Thursday, October 10, 2013

SHUT YOU DOWN!

I awoke the other morning to find out that something essential to the function of this country, something very near and dear to me and something that I could never imagine living without was no longer working: my toilet.

You see, a water main broke near my apartment complex, leaving about 200 units without water as we share one porta-potty. Oh, and speaking of things that are full of s***, the U.S. Government stopped working last week too.

Now like most Americans, I really have a very shallow understanding of why the government shut down. Seriously though, if someone can explain it to me in very simple terms (preferably using pictures and pop-up books) I would appreciate it.

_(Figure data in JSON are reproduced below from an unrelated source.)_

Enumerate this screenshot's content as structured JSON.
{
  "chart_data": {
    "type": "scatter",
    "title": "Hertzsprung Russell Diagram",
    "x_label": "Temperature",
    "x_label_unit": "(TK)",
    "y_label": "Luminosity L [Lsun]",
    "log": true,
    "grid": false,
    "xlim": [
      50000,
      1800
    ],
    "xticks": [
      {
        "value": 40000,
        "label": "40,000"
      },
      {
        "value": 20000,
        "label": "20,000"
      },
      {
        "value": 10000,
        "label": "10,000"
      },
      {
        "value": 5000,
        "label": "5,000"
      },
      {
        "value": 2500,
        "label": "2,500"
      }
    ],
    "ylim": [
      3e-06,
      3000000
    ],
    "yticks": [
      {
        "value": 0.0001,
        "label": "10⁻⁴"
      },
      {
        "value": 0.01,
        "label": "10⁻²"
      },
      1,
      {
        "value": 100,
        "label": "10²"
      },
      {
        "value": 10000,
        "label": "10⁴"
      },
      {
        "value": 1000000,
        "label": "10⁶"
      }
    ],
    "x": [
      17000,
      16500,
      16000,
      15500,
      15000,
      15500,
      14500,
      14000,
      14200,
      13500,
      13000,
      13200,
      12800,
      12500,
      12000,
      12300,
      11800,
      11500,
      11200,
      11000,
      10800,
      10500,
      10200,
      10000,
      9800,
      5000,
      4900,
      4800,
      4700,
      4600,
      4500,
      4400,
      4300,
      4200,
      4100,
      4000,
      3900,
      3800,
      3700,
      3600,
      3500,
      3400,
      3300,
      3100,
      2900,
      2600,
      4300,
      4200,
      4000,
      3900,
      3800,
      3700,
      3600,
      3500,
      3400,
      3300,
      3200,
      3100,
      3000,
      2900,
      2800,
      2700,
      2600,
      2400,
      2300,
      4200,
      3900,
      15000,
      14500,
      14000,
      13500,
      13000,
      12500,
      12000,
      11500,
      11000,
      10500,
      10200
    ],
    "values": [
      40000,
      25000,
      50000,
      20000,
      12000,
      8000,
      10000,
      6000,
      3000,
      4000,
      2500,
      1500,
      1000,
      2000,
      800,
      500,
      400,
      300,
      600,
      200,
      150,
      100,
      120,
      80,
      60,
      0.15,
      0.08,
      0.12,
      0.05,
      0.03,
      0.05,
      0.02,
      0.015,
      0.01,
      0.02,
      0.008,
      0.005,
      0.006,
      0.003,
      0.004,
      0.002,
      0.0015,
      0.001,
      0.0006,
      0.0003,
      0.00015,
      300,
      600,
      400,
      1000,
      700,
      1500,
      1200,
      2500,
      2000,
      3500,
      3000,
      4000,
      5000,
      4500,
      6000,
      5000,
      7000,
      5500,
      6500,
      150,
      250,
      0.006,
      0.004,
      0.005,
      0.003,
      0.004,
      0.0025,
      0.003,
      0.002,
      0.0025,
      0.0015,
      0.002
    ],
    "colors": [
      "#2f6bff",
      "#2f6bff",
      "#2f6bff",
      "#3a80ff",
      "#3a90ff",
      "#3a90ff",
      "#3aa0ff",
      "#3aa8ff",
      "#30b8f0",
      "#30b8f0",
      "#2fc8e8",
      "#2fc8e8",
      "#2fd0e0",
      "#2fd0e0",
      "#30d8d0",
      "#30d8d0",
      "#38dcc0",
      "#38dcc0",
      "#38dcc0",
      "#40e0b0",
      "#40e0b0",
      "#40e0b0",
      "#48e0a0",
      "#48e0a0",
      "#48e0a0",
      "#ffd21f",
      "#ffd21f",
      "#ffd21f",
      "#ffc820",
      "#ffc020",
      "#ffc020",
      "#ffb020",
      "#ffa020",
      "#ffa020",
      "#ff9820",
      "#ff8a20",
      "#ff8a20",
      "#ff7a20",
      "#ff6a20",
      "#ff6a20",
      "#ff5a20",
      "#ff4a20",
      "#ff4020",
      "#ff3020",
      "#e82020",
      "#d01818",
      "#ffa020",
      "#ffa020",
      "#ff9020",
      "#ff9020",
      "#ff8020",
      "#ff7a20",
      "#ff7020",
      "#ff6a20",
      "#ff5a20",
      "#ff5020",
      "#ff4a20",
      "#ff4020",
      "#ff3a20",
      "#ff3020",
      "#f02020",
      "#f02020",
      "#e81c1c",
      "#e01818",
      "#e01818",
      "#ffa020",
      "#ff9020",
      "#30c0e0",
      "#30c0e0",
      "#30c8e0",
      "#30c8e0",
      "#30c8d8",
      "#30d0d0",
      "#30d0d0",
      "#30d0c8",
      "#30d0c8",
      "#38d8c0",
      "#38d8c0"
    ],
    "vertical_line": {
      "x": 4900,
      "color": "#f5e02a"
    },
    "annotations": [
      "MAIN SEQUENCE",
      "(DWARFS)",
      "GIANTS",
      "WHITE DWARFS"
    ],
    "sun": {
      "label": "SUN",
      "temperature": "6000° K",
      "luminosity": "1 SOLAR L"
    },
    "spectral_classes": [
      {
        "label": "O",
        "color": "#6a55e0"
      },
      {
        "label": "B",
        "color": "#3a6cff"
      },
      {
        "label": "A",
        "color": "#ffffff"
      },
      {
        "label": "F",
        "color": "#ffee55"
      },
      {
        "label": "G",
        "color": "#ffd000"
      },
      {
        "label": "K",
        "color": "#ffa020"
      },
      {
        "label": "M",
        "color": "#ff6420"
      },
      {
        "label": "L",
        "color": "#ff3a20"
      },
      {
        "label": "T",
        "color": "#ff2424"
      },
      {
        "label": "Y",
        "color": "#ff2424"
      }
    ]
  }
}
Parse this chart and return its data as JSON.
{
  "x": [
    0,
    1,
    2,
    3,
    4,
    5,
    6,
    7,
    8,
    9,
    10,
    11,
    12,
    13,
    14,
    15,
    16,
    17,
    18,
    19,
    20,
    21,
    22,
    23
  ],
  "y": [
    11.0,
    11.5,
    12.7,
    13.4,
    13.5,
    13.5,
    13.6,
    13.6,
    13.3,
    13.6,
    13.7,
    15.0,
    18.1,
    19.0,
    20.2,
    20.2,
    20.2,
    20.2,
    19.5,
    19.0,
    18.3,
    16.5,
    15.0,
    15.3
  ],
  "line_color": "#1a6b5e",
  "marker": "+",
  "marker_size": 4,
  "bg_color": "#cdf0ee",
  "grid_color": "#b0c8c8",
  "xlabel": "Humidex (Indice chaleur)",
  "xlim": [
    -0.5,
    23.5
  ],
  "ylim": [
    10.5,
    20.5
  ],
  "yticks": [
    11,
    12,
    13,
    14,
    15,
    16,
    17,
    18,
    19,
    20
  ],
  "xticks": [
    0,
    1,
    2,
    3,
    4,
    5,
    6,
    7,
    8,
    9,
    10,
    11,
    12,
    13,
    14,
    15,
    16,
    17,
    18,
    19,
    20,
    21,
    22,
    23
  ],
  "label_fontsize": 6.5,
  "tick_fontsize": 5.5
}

But I think it's safe to say it has something to do with the one fact that always stops the government from getting a lot of things done: It is run by idiots. Basically, the House (run by Republicans) passed a bill that the Senate (run by Democrats) does not want. Ipso facto bing bam snap crackle pop:

SHUT YOU DOWN!

So who is at fault? It is really hard to say. So I say we blame this on Miley Cyrus. The media thinks everything these days is the fault of Miley Cyrus and her twerking, including (but not limited to): degradation of American values, teenage pregnancy and Breaking Bad ending.


But enough about why the government shut down, we must now get to the important issue: Figuring out if we (as in “I”) care. The lazy, wise-ass answer would be to say, “Well, it's not like the government does anything normally.” So that is what I am going to stick with, because I am a lazy wise-ass.

But in all seriousness, Congress-persons are still getting paid, but hundreds of thousands of federal workers aren't and many federal services will not be running as long as the government remains shut down. So my plan is to become a Congress-person so I no longer have to care about things like the government shutting down because I didn't do my job.

But I'm still not old enough to run for Congress, so in the meantime we have to get to the heart of the issue that caused this government shutdown which is at this moment unbeknownst to me. But I do have inside sources, and I am being told there are people on the inside hard at work at resolving this delicate situation:


Oh well it's not like this government shut down is really affecting me. Hah! Take that Nobel Prize winners!

Wait what? You're telling me breweries can't distribute more beer during the shutdown? OK this is starting to get serious now. Oh no, I need to check, oh no they didn't... They shut down PANDA CAM!!!!

Nobody shuts down panda cam without consequences. So I am urging Congress to come together and reach a solution. I am planning on doing this the only way I know how: Getting really drunk and then yelling/sobbing into a phone. That way, we can re-open national parks across this great country of ours. And then toss John Boehner into Old Faithful.